First, let me disclose that my wife is on the staff at Homer High School, that I have exchanged small pleasantries with Dr. Alan Gee at school functions, that I count among my closest friends several current and former Homer High School teachers, that one of my oldest and dearest friends in Alaska is a longtime Homer News staffer and that one of the Tribune's higher-ups is an old grad school acquaintance whom I have always liked and admired. In other words: Like everyone else in a town this small, I can't even pretend to be unbiased in my reaction to the recent rant by Hope Finkelstein (whom, to the best of my knowledge, I have never met).
That said, and with extreme deference to my journalist friends, I have to ask: Why in the world would one parent's understandable disappointment over losing an argument with her child's principal be something important enough for both papers to print? Was news in such short supply last week, and ink simply that plentiful?
In what possible way is an irate parent's discomfort with the school principal's (also understandable) decision to enforce rules already in place a matter of public interest? A team athlete slept in one morning and skipped a class and was punished for it with a slap on the extracurricular wrist: she missed one road trip. This is something the community needs to hear about?
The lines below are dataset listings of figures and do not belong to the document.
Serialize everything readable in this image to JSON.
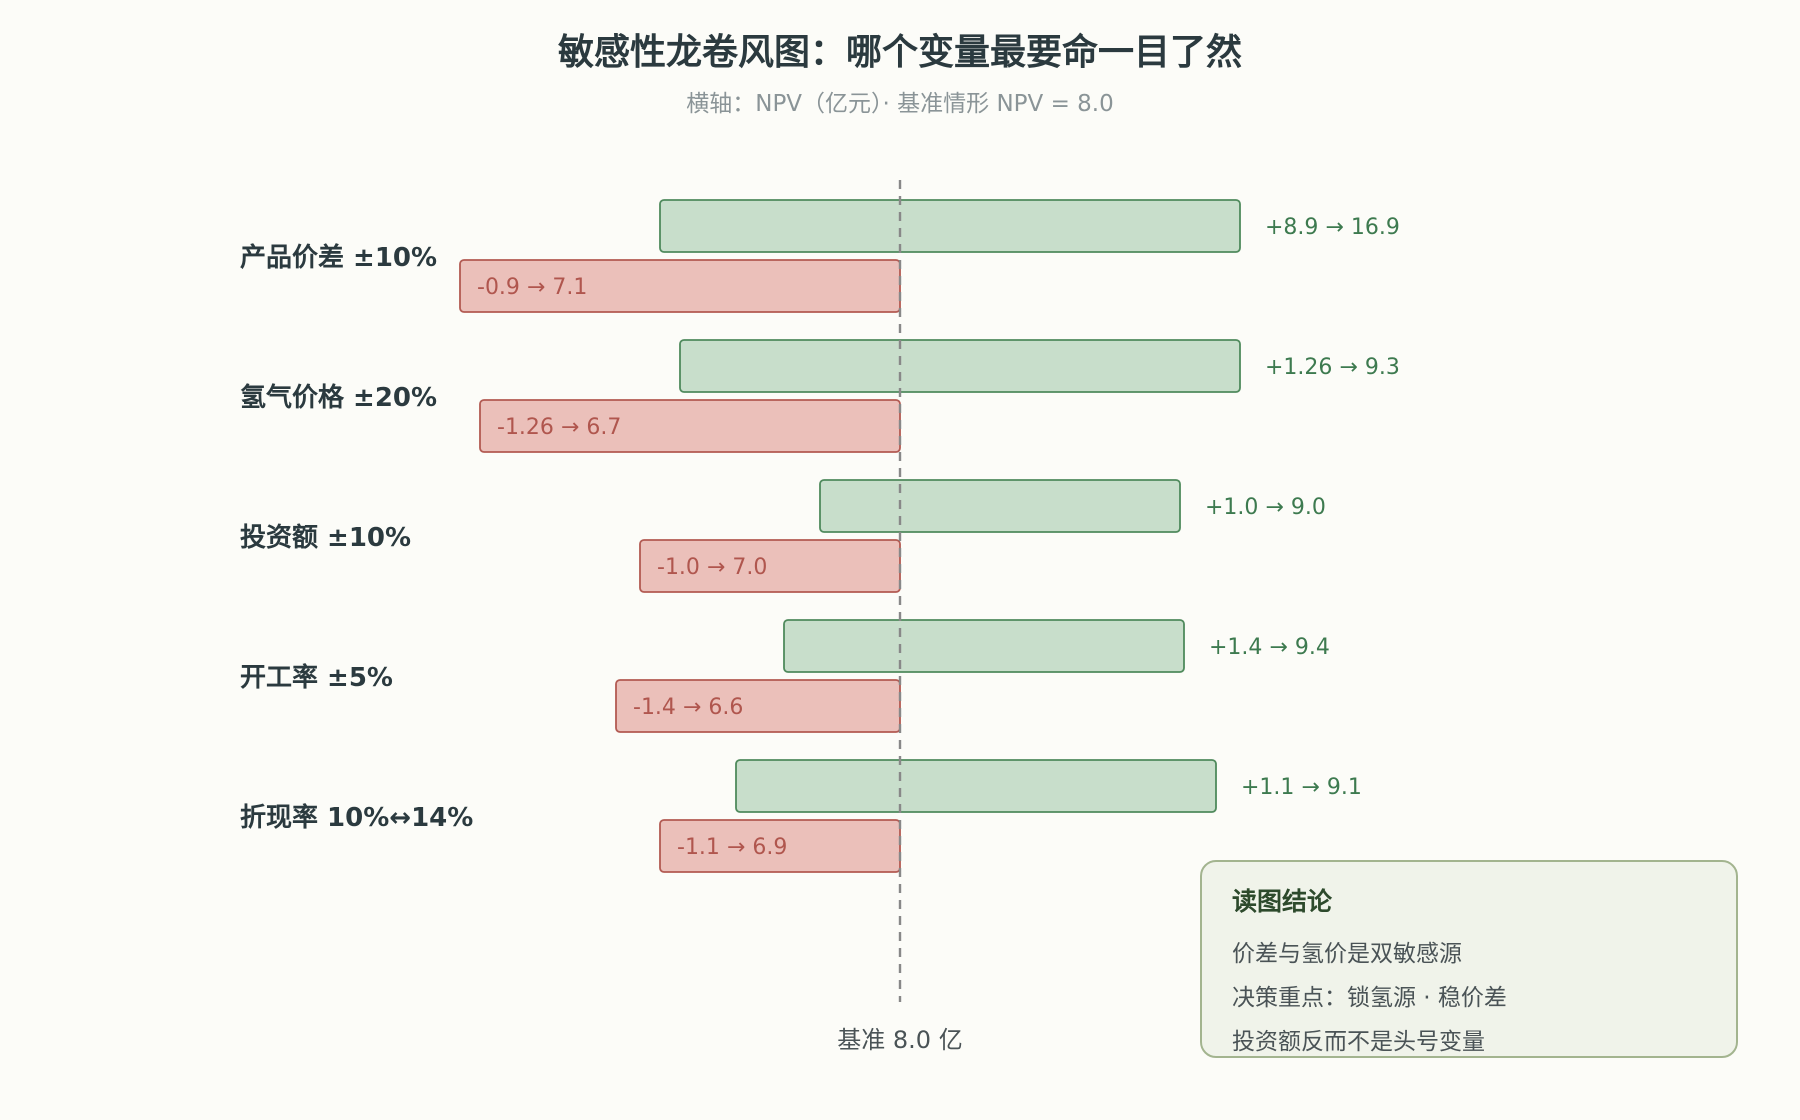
{
  "chart_data": {
    "type": "bar",
    "orientation": "horizontal-tornado",
    "title": "敏感性龙卷风图：哪个变量最要命一目了然",
    "subtitle": "横轴：NPV（亿元）· 基准情形 NPV = 8.0",
    "baseline_value": 8.0,
    "baseline_label": "基准 8.0 亿",
    "categories": [
      "产品价差 ±10%",
      "氢气价格 ±20%",
      "投资额 ±10%",
      "开工率 ±5%",
      "折现率 10%↔14%"
    ],
    "series": [
      {
        "role": "upside",
        "color": "#c8decb",
        "values": [
          8.9,
          1.26,
          1.0,
          1.4,
          1.1
        ],
        "labels": [
          "+8.9 → 16.9",
          "+1.26 → 9.3",
          "+1.0 → 9.0",
          "+1.4 → 9.4",
          "+1.1 → 9.1"
        ]
      },
      {
        "role": "downside",
        "color": "#ebc0ba",
        "values": [
          -0.9,
          -1.26,
          -1.0,
          -1.4,
          -1.1
        ],
        "labels": [
          "-0.9 → 7.1",
          "-1.26 → 6.7",
          "-1.0 → 7.0",
          "-1.4 → 6.6",
          "-1.1 → 6.9"
        ]
      }
    ],
    "grid": false
  },
  "note": {
    "title": "读图结论",
    "lines": [
      "价差与氢价是双敏感源",
      "决策重点：锁氢源 · 稳价差",
      "投资额反而不是头号变量"
    ]
  },
  "colors": {
    "upside_fill": "#c8decb",
    "upside_stroke": "#4f8a5c",
    "downside_fill": "#ebc0ba",
    "downside_stroke": "#b25a52",
    "baseline": "#888888"
  }
}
I think we should all fully expect parents to be unreasonably and insensibly loyal to and supportive of their children. That's what parents do. Fine. But why do I -- or anyone else for that matter -- need to read about it in not one but two newspapers, as though the very survival of our community depended upon this?
The complaint was couched in language that implied malfeasance or, at the least, intractability on the part of the principal. But Ms. Finkelstein's very assertion that we expect a person in high authority to make judgment calls with nuance is the undoing of her case. Dr. Gee made a judgment call of the highest order and finest logic when he decided not to argue with an incensed parent of a child who broke a simple easy to understand rule. The fact is, a team athlete should be wherever her team is at any given moment -- even if that means sitting in a class in which, according to the student's mother, "she would not be missing much."
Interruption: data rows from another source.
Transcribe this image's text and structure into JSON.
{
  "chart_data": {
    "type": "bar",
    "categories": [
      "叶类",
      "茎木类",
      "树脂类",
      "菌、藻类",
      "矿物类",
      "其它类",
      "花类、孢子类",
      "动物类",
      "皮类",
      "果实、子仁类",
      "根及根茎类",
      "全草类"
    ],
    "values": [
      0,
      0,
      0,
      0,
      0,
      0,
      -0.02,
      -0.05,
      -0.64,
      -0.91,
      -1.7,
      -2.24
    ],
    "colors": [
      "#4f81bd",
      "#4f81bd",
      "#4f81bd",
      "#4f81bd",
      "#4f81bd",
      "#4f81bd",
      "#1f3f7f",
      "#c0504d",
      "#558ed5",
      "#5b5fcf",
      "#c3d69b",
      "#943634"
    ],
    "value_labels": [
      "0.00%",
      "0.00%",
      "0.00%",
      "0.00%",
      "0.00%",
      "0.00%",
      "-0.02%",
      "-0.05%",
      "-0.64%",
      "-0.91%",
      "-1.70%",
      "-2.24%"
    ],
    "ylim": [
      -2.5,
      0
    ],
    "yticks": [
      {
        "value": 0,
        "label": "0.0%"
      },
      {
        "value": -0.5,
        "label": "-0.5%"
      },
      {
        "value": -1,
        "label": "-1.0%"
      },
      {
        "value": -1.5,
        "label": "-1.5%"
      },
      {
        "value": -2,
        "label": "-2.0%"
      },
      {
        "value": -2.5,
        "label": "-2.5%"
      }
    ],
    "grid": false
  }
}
I'm a teacher -- yes, only part-time at the University of Alaska Anchorage, and here in Homer at Kachemak Bay Campus of the Kenai Peninsula College -- and frankly, I find it insulting that a parent would suggest that any class on any day was not worth getting out of bed for.
So, between Ms. Finkelstein's disregard for the professionalism of teachers and administrators, and our two newspapers' willingness to give her a platform, I have to say it's been a depressing and dreary mid-winter week here in a town that seems to be getting smaller every day.
One of the hazards of living in a lovely and close-knit small town like ours is the seductive tendency toward parochialism. Treating every mundane daily conflict as though it is momentous, or even vaguely interesting, is a sure sign of a community sliding down that narrow path.